Work on building the best in-store experience before worrying about how your customers found you in the first place.
A couple of years ago I uttered the following statement on stage: “Marketers and the media like to create problems that they will solve for you… on your budget.”
One of the biggest “problems” we marketers have created lately, in my opinion, is marketing attribution. It came in hot early last year and like all great buzzwords in our industry they’ve garnered the focus of our conversations as far as our marketing strategies go.
This article is not intended to bash marketing attribution whatsoever. I feel the following things should be addressed:
Marketing attribution defined
My good friend Dan Moore, President of Vistadash, explains marketing attribution from the point of view of the shopper:
“Multi-touch attribution works by showing dealerships the path each individual buyer took on this journey from start to purchase. If I see that an online car shopper went to cars.com, then got pulled back in by paid search ranking, then went to carguru.com, and then finally ended up at the dealer… well, I have a little more insight into what helps sell cars,” Dan said.
“That path from first online impression to the dealership is the biggest thing car dealers are looking to understand and puzzle out right now; and multi-touch attribution tracking is how they can do it.”
Where this gets tricky is connectivity. You see, all the companies out there that list your inventory, your ads or your paid social posts rarely share their data with one another.
Heck, your CRM only tells you where the lead came in from, not where it may have originated. So, companies and products are popping up to help solve that problem.
But Dan said something in that quote that stands out to me, and I consider it a large disconnect: “I have a little more insight into what helps sell cars.” From everything I have read (by folks in our industry) marketing attribution focuses on marketing sources, first touch to last touch in the funnel, until they reach the dealership. To me that doesn’t provide any insight on what sells the car. Marketing attribution tells me what messages/product and which channels provide the most INTEREST. While I know this will be contested by some of my peers, prospective customers walking in the doors of your dealership haven’t bought anything… yet.
It doesn’t measure everything
No I don’t believe it does, if you are of the belief that marketing attribution is covering all the bases from the start of their research through to purchase. Let me make my case.
We all know shoppers are spending serious amounts of time doing their research online, but did you know how many show up at the dealership without ever contacting the dealer through a lead form, phone call, or chat? So, if marketing attribution is based on measuring actions or events, you may only be looking at clicks and ad impressions. That’s not really closing the loop to a sale.

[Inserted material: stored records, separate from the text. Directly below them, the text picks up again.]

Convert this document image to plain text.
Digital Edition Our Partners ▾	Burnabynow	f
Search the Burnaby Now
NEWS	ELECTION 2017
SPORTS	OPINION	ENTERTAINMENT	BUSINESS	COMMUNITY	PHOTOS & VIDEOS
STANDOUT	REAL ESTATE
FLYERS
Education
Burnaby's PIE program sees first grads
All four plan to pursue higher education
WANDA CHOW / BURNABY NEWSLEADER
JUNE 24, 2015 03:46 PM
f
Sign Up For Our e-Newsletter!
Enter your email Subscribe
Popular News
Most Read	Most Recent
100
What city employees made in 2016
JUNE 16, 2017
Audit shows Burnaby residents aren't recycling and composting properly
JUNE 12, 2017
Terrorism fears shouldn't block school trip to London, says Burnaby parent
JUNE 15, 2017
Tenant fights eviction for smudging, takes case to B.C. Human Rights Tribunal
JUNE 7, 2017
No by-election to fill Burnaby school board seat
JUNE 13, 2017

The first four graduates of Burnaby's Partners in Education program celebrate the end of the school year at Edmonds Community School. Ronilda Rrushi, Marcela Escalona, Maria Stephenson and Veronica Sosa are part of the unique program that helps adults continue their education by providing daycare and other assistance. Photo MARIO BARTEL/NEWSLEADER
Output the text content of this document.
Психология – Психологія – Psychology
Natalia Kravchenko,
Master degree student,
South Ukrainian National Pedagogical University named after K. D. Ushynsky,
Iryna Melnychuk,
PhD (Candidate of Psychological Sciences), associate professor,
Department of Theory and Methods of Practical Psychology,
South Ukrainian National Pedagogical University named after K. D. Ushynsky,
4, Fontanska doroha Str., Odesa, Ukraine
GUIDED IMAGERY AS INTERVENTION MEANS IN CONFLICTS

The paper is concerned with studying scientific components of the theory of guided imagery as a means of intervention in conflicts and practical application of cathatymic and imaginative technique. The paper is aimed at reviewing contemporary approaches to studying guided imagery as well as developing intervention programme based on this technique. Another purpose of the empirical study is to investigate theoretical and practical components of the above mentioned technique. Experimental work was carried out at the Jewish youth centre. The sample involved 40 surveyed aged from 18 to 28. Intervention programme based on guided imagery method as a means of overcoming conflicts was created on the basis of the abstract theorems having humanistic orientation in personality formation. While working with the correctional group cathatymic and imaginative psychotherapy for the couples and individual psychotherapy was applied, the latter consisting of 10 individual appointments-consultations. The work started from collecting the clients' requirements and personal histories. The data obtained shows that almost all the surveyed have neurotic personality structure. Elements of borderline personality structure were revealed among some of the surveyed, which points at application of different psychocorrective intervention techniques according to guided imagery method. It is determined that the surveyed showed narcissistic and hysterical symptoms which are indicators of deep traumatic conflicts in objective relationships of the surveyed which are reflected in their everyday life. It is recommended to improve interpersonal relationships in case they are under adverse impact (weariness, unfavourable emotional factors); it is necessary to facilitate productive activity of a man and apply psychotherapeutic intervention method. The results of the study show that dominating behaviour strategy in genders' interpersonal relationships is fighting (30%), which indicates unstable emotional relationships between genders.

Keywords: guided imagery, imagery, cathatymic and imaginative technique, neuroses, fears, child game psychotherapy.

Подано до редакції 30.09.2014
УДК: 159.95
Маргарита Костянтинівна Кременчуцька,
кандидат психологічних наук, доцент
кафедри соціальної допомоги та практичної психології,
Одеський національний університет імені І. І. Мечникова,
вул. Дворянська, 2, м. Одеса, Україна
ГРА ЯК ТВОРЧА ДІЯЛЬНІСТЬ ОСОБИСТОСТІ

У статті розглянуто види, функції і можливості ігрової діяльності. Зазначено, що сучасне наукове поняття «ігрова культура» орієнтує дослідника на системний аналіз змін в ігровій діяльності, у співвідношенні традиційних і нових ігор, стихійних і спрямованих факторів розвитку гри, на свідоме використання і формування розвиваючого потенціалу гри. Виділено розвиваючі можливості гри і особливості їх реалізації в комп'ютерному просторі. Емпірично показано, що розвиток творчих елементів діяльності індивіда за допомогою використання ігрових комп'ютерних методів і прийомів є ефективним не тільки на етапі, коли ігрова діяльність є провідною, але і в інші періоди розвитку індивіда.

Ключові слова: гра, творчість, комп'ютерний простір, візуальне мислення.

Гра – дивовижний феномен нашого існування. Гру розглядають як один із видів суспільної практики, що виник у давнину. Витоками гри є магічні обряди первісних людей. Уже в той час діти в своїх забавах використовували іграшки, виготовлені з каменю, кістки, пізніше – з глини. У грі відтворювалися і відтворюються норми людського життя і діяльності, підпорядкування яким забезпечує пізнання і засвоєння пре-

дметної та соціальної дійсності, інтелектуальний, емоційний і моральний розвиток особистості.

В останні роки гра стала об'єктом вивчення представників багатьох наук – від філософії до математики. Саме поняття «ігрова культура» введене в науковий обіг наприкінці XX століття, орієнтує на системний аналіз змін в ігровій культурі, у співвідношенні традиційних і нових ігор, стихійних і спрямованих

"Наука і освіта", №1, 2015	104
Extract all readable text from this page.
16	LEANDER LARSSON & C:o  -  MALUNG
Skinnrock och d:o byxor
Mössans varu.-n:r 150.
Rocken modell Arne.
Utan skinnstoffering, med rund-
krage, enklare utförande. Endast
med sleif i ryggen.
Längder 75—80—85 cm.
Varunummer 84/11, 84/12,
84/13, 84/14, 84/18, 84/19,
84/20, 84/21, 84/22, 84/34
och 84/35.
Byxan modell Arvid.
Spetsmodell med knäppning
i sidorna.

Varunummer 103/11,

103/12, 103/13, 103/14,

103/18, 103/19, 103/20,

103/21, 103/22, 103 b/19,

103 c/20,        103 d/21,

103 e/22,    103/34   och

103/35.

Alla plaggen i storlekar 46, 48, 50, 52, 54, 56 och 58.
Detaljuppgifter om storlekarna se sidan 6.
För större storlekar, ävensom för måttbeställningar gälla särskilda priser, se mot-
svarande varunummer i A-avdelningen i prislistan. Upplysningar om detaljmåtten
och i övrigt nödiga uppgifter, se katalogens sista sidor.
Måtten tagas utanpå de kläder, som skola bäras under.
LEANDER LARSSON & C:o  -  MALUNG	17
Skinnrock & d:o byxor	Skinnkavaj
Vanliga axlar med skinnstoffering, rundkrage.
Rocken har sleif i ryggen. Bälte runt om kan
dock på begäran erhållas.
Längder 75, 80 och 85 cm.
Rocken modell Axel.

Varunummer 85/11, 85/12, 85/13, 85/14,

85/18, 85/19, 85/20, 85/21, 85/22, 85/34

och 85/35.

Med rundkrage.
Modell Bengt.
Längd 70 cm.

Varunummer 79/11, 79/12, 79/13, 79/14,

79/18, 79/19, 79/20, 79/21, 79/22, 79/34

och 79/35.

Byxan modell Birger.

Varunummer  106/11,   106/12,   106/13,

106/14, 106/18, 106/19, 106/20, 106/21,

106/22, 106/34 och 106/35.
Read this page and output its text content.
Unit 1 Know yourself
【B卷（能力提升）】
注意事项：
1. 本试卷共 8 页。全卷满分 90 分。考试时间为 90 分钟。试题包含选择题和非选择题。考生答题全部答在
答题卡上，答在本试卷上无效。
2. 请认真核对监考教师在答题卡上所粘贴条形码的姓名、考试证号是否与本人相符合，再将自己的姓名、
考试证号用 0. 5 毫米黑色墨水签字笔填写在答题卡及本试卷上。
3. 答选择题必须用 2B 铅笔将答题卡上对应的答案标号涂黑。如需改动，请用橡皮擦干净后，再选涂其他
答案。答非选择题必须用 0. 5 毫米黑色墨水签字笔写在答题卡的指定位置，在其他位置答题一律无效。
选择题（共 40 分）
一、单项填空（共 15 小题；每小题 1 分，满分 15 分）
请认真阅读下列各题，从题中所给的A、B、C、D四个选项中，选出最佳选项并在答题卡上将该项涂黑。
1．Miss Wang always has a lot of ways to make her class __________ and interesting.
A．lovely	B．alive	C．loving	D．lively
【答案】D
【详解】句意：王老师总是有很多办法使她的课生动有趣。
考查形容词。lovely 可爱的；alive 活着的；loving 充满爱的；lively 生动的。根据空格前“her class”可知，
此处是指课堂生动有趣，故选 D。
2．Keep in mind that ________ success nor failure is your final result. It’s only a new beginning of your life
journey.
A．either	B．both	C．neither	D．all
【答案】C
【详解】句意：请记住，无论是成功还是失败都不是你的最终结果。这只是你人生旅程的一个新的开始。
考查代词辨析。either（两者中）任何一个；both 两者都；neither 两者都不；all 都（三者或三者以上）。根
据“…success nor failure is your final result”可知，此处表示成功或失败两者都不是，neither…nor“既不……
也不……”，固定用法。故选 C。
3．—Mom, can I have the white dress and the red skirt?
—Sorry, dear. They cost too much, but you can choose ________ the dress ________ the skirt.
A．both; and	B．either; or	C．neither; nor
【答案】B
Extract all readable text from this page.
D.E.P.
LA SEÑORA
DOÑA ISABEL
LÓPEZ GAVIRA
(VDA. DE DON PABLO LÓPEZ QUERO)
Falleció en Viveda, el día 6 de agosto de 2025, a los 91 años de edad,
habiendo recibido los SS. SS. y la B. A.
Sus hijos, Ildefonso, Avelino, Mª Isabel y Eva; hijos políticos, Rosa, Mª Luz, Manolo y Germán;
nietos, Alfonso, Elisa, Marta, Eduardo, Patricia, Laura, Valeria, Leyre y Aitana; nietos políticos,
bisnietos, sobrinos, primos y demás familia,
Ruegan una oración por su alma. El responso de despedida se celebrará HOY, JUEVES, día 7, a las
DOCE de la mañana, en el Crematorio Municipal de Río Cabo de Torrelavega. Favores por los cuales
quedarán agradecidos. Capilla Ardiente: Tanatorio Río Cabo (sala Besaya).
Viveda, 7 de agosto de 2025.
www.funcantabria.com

Fifty-four percent of shoppers will show up at the dealership without any contact prior to their arrival (Google ThinkDealer stats 2017).
So, attribution reporting can be very important when assessing your advertising dollar investments, but are you missing a key ingredient to the overall success of the dealership? Will attribution, like big data, distract you from what’s happening on the showroom floor with those shoppers? Will attribution really matter if you’re not tracking 100 percent of your showroom traffic? How many people really walked in today (walk-ins, appointments, be-backs)? How many manager intros are happening? Are those intros increasing the number of test drives? How many deals got written up? What’s the REAL closing ratio as it pertains to showroom traffic?
If we know that more than half of our traffic is just showing up unannounced, what accountability do we have in place to track it, to ensure every customer is being greeted by a sales professional, introduced by a manager, given a test drive, received a proposal, and logged properly in the CRM?
Ask the right questions
The way I see it is if you are not looking at what’s happening with shoppers when they arrive at your dealership then everything else is irrelevant. The questions you should be asking need to focus on the sales process, customer experience, and most importantly accountability.
We are spending too much time analyzing one cog (marketing spend/ performance) in a larger machine. Marketers are creating problems that they’ll solve for you, on your budget. The most important part of your marketing strategy is the moment they walk through the door of your dealership, not how they got there because, again, they haven’t bought anything… yet.
If your customer experience isn’t wired tight, the sales process isn’t championed by management and your sales floor stinks of “every salesperson for themselves,” then every dollar spent and every click tracked means nothing. You’re burning through money and opportunities.
Work on building the best in-store experience before worrying how the customers arrived online or otherwise. The “loop of attribution” won’t close until your sales floor does.